L’Assemblée nationale a approuvé lundi plusieurs mesures controversées dans le cadre du projet de loi contre le trafic de stupéfiants. Parmi elles, une disposition se veut particulièrement sensible : il s'agit de l’activation à distance d’objets électroniques, y compris les téléphones portables, afin d'écouter des suspects à leur insu.
Initialement supprimée en commission, cette mesure a finalement été réintroduite par amendement, malgré son rejet par le Conseil constitutionnel fin 2023 dans une précédente loi portée par Éric Dupond-Moretti. Pour éviter une nouvelle censure, le rapporteur du texte -Vincent Caure- a assuré que son utilisation serait strictement encadrée et réservée aux formes les plus graves de criminalité organisée.
Pas question de pouvoir mettre sur écoute n'importe qui, n'importe comment : concrètement, l’activation d’un smartphone ou d’un autre appareil connecté pour filmer ou écouter un suspect (à son insu) ne pourra se faire qu’avec l'autorisation d’un juge, et ce, pour une durée limitée. Certaines professions -comme les magistrats, avocats et journalistes- seront exemptées de ce dispositif.

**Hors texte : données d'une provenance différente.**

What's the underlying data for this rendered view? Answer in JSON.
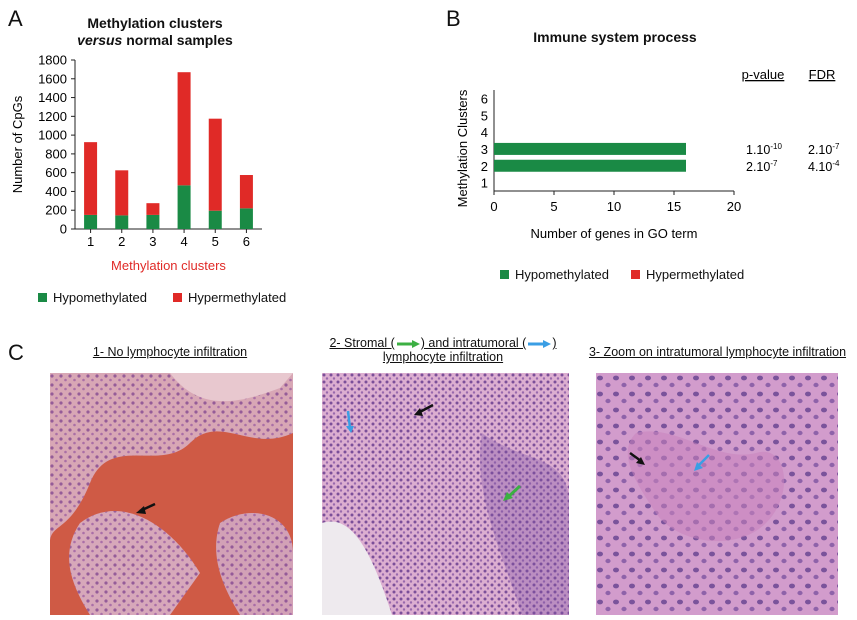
{
  "panels": {
    "a": "A",
    "b": "B",
    "c": "C"
  },
  "chart_data": [
    {
      "type": "bar",
      "title_line1": "Methylation clusters",
      "title_line2_italic": "versus",
      "title_line2_rest": " normal samples",
      "xlabel": "Methylation clusters",
      "ylabel": "Number of CpGs",
      "categories": [
        "1",
        "2",
        "3",
        "4",
        "5",
        "6"
      ],
      "ylim": [
        0,
        1800
      ],
      "yticks": [
        0,
        200,
        400,
        600,
        800,
        1000,
        1200,
        1400,
        1600,
        1800
      ],
      "stacked": true,
      "series": [
        {
          "name": "Hypomethylated",
          "color": "#1a8a45",
          "values": [
            150,
            145,
            150,
            465,
            195,
            220
          ]
        },
        {
          "name": "Hypermethylated",
          "color": "#e02a27",
          "values": [
            775,
            480,
            125,
            1205,
            980,
            355
          ]
        }
      ],
      "legend_position": "bottom"
    },
    {
      "type": "bar",
      "orientation": "horizontal",
      "title": "Immune system process",
      "xlabel": "Number of genes in GO term",
      "ylabel": "Methylation Clusters",
      "categories": [
        "1",
        "2",
        "3",
        "4",
        "5",
        "6"
      ],
      "xlim": [
        0,
        20
      ],
      "xticks": [
        0,
        5,
        10,
        15,
        20
      ],
      "series": [
        {
          "name": "Hypomethylated",
          "color": "#1a8a45",
          "values": [
            0,
            16,
            16,
            0,
            0,
            0
          ]
        },
        {
          "name": "Hypermethylated",
          "color": "#e02a27",
          "values": [
            0,
            0,
            0,
            0,
            0,
            0
          ]
        }
      ],
      "table_headers": {
        "pvalue": "p-value",
        "fdr": "FDR"
      },
      "table_rows": [
        {
          "cluster": "3",
          "p_base": "1.10",
          "p_exp": "-10",
          "f_base": "2.10",
          "f_exp": "-7"
        },
        {
          "cluster": "2",
          "p_base": "2.10",
          "p_exp": "-7",
          "f_base": "4.10",
          "f_exp": "-4"
        }
      ],
      "legend_position": "bottom"
    }
  ],
  "images": {
    "cap1": "1- No lymphocyte infiltration",
    "cap2_a": "2- Stromal (",
    "cap2_b": ") and intratumoral (",
    "cap2_c": ")",
    "cap2_line2": "lymphocyte infiltration",
    "cap3": "3- Zoom on intratumoral lymphocyte infiltration"
  },
  "colors": {
    "green_arrow": "#3cb043",
    "blue_arrow": "#3a9ee4",
    "black_arrow": "#111111"
  }
}
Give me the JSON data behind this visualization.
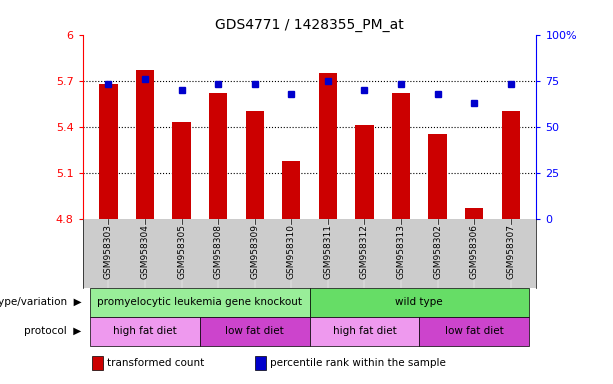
{
  "title": "GDS4771 / 1428355_PM_at",
  "samples": [
    "GSM958303",
    "GSM958304",
    "GSM958305",
    "GSM958308",
    "GSM958309",
    "GSM958310",
    "GSM958311",
    "GSM958312",
    "GSM958313",
    "GSM958302",
    "GSM958306",
    "GSM958307"
  ],
  "bar_values": [
    5.68,
    5.77,
    5.43,
    5.62,
    5.5,
    5.18,
    5.75,
    5.41,
    5.62,
    5.35,
    4.87,
    5.5
  ],
  "dot_values": [
    73,
    76,
    70,
    73,
    73,
    68,
    75,
    70,
    73,
    68,
    63,
    73
  ],
  "ylim_left": [
    4.8,
    6.0
  ],
  "ylim_right": [
    0,
    100
  ],
  "yticks_left": [
    4.8,
    5.1,
    5.4,
    5.7,
    6.0
  ],
  "ytick_labels_left": [
    "4.8",
    "5.1",
    "5.4",
    "5.7",
    "6"
  ],
  "yticks_right": [
    0,
    25,
    50,
    75,
    100
  ],
  "ytick_labels_right": [
    "0",
    "25",
    "50",
    "75",
    "100%"
  ],
  "hlines": [
    5.1,
    5.4,
    5.7
  ],
  "bar_color": "#cc0000",
  "dot_color": "#0000cc",
  "bar_bottom": 4.8,
  "genotype_groups": [
    {
      "label": "promyelocytic leukemia gene knockout",
      "start": 0,
      "end": 6,
      "color": "#99ee99"
    },
    {
      "label": "wild type",
      "start": 6,
      "end": 12,
      "color": "#66dd66"
    }
  ],
  "protocol_groups": [
    {
      "label": "high fat diet",
      "start": 0,
      "end": 3,
      "color": "#ee99ee"
    },
    {
      "label": "low fat diet",
      "start": 3,
      "end": 6,
      "color": "#cc44cc"
    },
    {
      "label": "high fat diet",
      "start": 6,
      "end": 9,
      "color": "#ee99ee"
    },
    {
      "label": "low fat diet",
      "start": 9,
      "end": 12,
      "color": "#cc44cc"
    }
  ],
  "genotype_label": "genotype/variation",
  "protocol_label": "protocol",
  "legend_items": [
    {
      "color": "#cc0000",
      "label": "transformed count"
    },
    {
      "color": "#0000cc",
      "label": "percentile rank within the sample"
    }
  ],
  "xticklabel_bg": "#cccccc",
  "plot_bg_color": "#ffffff"
}
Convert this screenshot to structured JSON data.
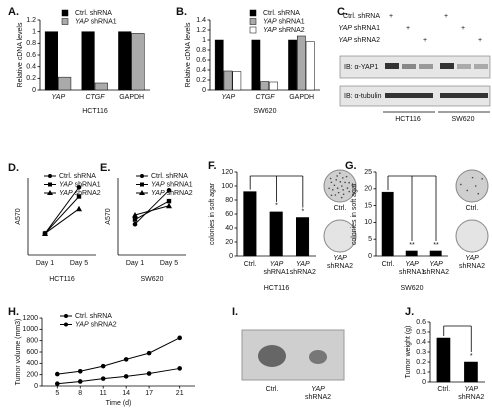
{
  "chart_data": [
    {
      "panel": "A.",
      "type": "bar",
      "ylabel": "Relative cDNA levels",
      "xlabel": "HCT116",
      "categories": [
        "YAP",
        "CTGF",
        "GAPDH"
      ],
      "series": [
        {
          "name": "Ctrl. shRNA",
          "color": "#000000",
          "values": [
            1,
            1,
            1
          ]
        },
        {
          "name": "YAP shRNA1",
          "color": "#aaaaaa",
          "values": [
            0.22,
            0.12,
            0.97
          ]
        }
      ],
      "ylim": [
        0,
        1.2
      ],
      "yticks": [
        0,
        0.2,
        0.4,
        0.6,
        0.8,
        1,
        1.2
      ]
    },
    {
      "panel": "B.",
      "type": "bar",
      "ylabel": "Relative cDNA levels",
      "xlabel": "SW620",
      "categories": [
        "YAP",
        "CTGF",
        "GAPDH"
      ],
      "series": [
        {
          "name": "Ctrl. shRNA",
          "color": "#000000",
          "values": [
            1,
            1,
            1
          ]
        },
        {
          "name": "YAP shRNA1",
          "color": "#aaaaaa",
          "values": [
            0.38,
            0.17,
            1.08
          ]
        },
        {
          "name": "YAP shRNA2",
          "color": "#ffffff",
          "values": [
            0.37,
            0.16,
            0.97
          ]
        }
      ],
      "ylim": [
        0,
        1.4
      ],
      "yticks": [
        0,
        0.2,
        0.4,
        0.6,
        0.8,
        1,
        1.2,
        1.4
      ]
    },
    {
      "panel": "D.",
      "type": "line",
      "ylabel": "A570",
      "xlabel": "HCT116",
      "categories": [
        "Day 1",
        "Day 5"
      ],
      "series": [
        {
          "name": "Ctrl. shRNA",
          "color": "#000000",
          "marker": "circle",
          "values": [
            0.14,
            0.44
          ]
        },
        {
          "name": "YAP shRNA1",
          "color": "#000000",
          "marker": "square",
          "values": [
            0.14,
            0.38
          ]
        },
        {
          "name": "YAP shRNA2",
          "color": "#000000",
          "marker": "triangle",
          "values": [
            0.14,
            0.3
          ]
        }
      ],
      "ylim": [
        0,
        0.5
      ]
    },
    {
      "panel": "E.",
      "type": "line",
      "ylabel": "A570",
      "xlabel": "SW620",
      "categories": [
        "Day 1",
        "Day 5"
      ],
      "series": [
        {
          "name": "Ctrl. shRNA",
          "color": "#000000",
          "marker": "circle",
          "values": [
            0.3,
            0.52
          ]
        },
        {
          "name": "YAP shRNA1",
          "color": "#000000",
          "marker": "square",
          "values": [
            0.33,
            0.45
          ]
        },
        {
          "name": "YAP shRNA2",
          "color": "#000000",
          "marker": "triangle",
          "values": [
            0.36,
            0.42
          ]
        }
      ],
      "ylim": [
        0.1,
        0.6
      ]
    },
    {
      "panel": "F.",
      "type": "bar",
      "ylabel": "colonies in soft agar",
      "xlabel": "HCT116",
      "categories": [
        "Ctrl.",
        "YAP shRNA1",
        "YAP shRNA2"
      ],
      "values": [
        92,
        63,
        55
      ],
      "color": "#000000",
      "ylim": [
        0,
        120
      ],
      "yticks": [
        0,
        20,
        40,
        60,
        80,
        100,
        120
      ],
      "annotations": [
        "*",
        "*"
      ],
      "photo_labels": [
        "Ctrl.",
        "YAP shRNA2"
      ]
    },
    {
      "panel": "G.",
      "type": "bar",
      "ylabel": "colonies in soft agar",
      "xlabel": "SW620",
      "categories": [
        "Ctrl.",
        "YAP shRNA1",
        "YAP shRNA2"
      ],
      "values": [
        19,
        1.5,
        1.5
      ],
      "color": "#000000",
      "ylim": [
        0,
        25
      ],
      "yticks": [
        0,
        5,
        10,
        15,
        20,
        25
      ],
      "annotations": [
        "**",
        "**"
      ],
      "photo_labels": [
        "Ctrl.",
        "YAP shRNA2"
      ]
    },
    {
      "panel": "H.",
      "type": "line",
      "ylabel": "Tumor volume (mm3)",
      "xlabel": "Time (d)",
      "x": [
        5,
        8,
        11,
        14,
        17,
        21
      ],
      "xlim": [
        3,
        23
      ],
      "xticks": [
        5,
        8,
        11,
        14,
        17,
        21
      ],
      "series": [
        {
          "name": "Ctrl. shRNA",
          "color": "#000000",
          "marker": "circle",
          "values": [
            210,
            260,
            350,
            470,
            580,
            850
          ]
        },
        {
          "name": "YAP shRNA2",
          "color": "#000000",
          "marker": "circle",
          "values": [
            40,
            80,
            130,
            170,
            220,
            310
          ]
        }
      ],
      "ylim": [
        0,
        1200
      ],
      "yticks": [
        0,
        200,
        400,
        600,
        800,
        1000,
        1200
      ]
    },
    {
      "panel": "J.",
      "type": "bar",
      "ylabel": "Tumor weight (g)",
      "categories": [
        "Ctrl.",
        "YAP shRNA2"
      ],
      "values": [
        0.44,
        0.2
      ],
      "color": "#000000",
      "ylim": [
        0,
        0.6
      ],
      "yticks": [
        0,
        0.1,
        0.2,
        0.3,
        0.4,
        0.5,
        0.6
      ],
      "annotations": [
        "*"
      ]
    }
  ],
  "blot": {
    "panel": "C.",
    "rows": [
      {
        "label": "Ctrl. shRNA",
        "signs": [
          "+",
          "+"
        ]
      },
      {
        "label": "YAP shRNA1",
        "signs": [
          "+",
          "+"
        ]
      },
      {
        "label": "YAP shRNA2",
        "signs": [
          "+",
          "+"
        ]
      }
    ],
    "probes": [
      "IB: α-YAP1",
      "IB: α-tubulin"
    ],
    "cells": [
      "HCT116",
      "SW620"
    ]
  },
  "photo": {
    "panel": "I.",
    "labels": [
      "Ctrl.",
      "YAP shRNA2"
    ]
  }
}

Autre mesure phare du texte : la prolongation de la garde à vue jusqu’à 120 heures pour les mules, à savoir les personnes transportant de la drogue dans leur corps avec les risques parfois mortels que l'on sait. Cette disposition, portée par Éric Pauget, vise à améliorer la collecte de preuves tout en garantissant un encadrement médical et judiciaire. Là encore la mesure a été adoptée malgré de vives oppositions.
Les députés ont également durci le projet de loi avec plusieurs amendements : - Interdiction du territoire pour les étrangers condamnés à au moins cinq ans de prison pour trafic de stupéfiants (sauf décision contraire d’un juge). - Création d’une circonstance aggravante lorsque les faits sont commis avec une arme. - Nouveau délit pour l’apologie publique d’une organisation criminelle. - Sanctions contre les personnes entretenant des liens avec des réseaux criminels sans pouvoir justifier de leurs ressources. - Pénalisation de toute participation régulière ou significative à l’activité d’une organisation criminelle.
Des craintes sur la liberté d’expression
Gérald Darmanin Ministre de la Justice en poste a soutenu le renforcement des sanctions, mais il a toutefois exprimé des réserves sur certaines formulations, notamment autour du délit d’apologie d’organisations criminelles. Quant à lui, le ministre de l’Intérieur a demandé à ce que ces points soient précisés lors de la suite du processus parlementaire, afin d’éviter toute atteinte à la liberté d’expression.
L’examen de la proposition de loi visant à lutter contre le narcotrafic n’est pas allé à son terme à l’Assemblée nationale hier soir. Le président de séance Jérémie Iordanoff a mis fin à la séance à minuit, 88 amendements restant en discussion. Aussi, le vote solennel -qui était prévu pour aujourd'hui mardi 25 mars- est reporté de deux à trois jours.